If you're new to Mesos

See the getting started page for more information about downloading, building, and deploying Mesos.

If you'd like to get involved or you're looking for support

See our community page for more details.

Pre-provisioned CSI Volume Support in Mesos Containerizer

Mesos 1.11.0 adds pre-provisioned CSI volume support to the MesosContainerizer (a.k.a., the universal containerizer) by introducing the new volume/csi isolator.

This document describes the motivation and the configuration steps for enabling the volume/csi isolator, and required framework changes.

Table of Contents

Motivation

Container Storage Interface (CSI) is a specification that defines a common set of APIs for all interactions between the storage vendors and the container orchestration platforms.

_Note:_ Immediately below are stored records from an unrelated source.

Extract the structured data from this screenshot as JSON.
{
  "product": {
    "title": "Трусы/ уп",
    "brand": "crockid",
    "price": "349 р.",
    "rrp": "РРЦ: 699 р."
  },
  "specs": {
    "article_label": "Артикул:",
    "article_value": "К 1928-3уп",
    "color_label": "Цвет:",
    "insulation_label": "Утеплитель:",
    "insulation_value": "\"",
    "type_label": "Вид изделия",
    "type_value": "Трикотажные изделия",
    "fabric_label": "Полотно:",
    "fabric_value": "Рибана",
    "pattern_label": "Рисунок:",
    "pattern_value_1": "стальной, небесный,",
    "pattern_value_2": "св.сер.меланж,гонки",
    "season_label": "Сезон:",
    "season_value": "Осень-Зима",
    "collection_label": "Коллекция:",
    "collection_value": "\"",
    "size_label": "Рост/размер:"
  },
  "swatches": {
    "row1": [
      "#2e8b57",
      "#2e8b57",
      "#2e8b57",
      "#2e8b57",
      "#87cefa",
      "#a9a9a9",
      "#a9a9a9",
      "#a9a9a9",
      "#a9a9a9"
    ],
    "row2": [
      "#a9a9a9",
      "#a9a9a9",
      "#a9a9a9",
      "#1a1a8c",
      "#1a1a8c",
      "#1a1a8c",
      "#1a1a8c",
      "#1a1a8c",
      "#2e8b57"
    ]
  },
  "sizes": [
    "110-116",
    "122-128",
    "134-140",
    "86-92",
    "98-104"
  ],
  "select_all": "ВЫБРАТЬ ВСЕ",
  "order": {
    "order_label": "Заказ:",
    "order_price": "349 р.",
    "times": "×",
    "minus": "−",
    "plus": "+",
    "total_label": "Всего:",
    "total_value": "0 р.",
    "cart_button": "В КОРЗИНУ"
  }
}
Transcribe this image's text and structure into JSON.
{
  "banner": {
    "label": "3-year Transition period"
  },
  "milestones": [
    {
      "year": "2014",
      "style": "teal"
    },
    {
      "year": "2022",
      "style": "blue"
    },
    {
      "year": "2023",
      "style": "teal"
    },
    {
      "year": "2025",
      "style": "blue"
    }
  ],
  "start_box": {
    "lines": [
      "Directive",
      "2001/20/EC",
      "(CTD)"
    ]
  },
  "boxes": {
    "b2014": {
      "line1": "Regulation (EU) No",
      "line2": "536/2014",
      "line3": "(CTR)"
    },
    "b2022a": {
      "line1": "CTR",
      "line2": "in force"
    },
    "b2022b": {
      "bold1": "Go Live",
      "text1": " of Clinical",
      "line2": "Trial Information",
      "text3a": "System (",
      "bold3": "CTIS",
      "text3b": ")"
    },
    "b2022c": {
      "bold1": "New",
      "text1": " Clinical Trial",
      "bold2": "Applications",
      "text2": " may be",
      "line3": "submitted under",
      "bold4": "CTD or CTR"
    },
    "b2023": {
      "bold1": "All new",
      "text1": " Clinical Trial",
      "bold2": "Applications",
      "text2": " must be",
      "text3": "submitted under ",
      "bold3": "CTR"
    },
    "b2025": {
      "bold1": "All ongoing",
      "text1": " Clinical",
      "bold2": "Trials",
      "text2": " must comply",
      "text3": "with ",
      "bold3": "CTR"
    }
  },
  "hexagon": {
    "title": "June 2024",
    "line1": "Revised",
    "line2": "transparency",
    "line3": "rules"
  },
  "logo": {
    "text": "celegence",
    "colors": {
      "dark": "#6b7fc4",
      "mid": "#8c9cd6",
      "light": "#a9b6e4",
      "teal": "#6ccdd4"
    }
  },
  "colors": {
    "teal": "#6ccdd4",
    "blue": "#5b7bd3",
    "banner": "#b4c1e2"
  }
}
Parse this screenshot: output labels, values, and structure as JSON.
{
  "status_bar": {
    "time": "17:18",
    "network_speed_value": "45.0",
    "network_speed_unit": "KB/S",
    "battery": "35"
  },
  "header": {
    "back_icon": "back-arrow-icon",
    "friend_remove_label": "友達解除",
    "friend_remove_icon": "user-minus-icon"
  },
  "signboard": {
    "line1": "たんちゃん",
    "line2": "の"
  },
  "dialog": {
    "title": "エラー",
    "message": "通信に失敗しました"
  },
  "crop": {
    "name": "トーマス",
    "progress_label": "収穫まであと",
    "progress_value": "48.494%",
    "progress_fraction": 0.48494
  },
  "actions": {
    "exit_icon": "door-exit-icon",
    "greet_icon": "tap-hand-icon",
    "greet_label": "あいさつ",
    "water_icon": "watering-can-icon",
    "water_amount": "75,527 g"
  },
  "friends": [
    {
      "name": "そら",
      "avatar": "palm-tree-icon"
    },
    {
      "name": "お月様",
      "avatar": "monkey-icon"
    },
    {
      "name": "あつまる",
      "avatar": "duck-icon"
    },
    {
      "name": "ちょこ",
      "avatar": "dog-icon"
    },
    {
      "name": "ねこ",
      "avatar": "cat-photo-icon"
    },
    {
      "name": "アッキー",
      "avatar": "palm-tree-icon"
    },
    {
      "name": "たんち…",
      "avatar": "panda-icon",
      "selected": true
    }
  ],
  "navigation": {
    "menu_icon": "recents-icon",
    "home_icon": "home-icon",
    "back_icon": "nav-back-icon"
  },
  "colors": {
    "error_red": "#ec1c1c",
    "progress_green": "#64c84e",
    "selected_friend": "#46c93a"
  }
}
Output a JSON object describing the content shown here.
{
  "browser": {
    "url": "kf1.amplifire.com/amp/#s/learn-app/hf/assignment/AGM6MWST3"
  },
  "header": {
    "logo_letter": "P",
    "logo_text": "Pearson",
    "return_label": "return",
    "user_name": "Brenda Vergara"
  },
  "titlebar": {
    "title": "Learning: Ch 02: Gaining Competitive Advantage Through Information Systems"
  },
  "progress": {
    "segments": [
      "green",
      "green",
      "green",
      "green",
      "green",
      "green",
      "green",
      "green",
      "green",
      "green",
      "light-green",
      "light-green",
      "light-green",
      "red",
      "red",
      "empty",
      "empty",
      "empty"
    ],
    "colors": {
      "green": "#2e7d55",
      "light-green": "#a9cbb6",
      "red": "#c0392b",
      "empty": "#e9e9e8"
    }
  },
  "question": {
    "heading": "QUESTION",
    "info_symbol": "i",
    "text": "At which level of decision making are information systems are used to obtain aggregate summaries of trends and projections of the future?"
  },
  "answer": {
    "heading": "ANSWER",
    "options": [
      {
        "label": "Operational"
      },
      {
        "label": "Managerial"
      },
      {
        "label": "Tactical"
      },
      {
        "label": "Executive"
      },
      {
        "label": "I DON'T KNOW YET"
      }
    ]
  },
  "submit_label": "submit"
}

Building CSI support allows Mesos to make use of the quickly-growing CSI ecosystem.

We already have a solution to support CSI introduced in the Mesos 1.5.0 release, but that solution has a limitation: it requires CSI plugins to implement the ListVolumes and GetCapacity APIs so that the external storage can be modeled as Mesos raw disk resources and then offered to frameworks. However there are a lot of 3rd party CSI plugins the do not implement those two APIs.

Mesos 1.11.0 provides a more generic way to support 3rd party CSI plugins so that Mesos can work with broader external storage ecosystem and we will benefit from continued development of the community CSI plugins.

How does it work?

The volume/csi isolator interacts with CSI plugins via the plugin’s gRPC endpoint.

When a new task with CSI volumes is launched, the volume/csi isolator will call the CSI plugin to publish the specified CSI volumes onto the agent host and then mount them onto the task container. When the task terminates, the volume/csi isolator will call the CSI plugin to unpublish the specified CSI volumes.

Currently the volume/csi isolator will only call the CSI plugin’s node service but not controller service, that means:

  • We only support pre-provisioned CSI volume but not dynamic CSI volumes provisioning, so operators need to create the CSI volumes explicitly and provide the volume info (e.g. volume ID, context, etc.) to frameworks so that frameworks can use the volumes in their tasks.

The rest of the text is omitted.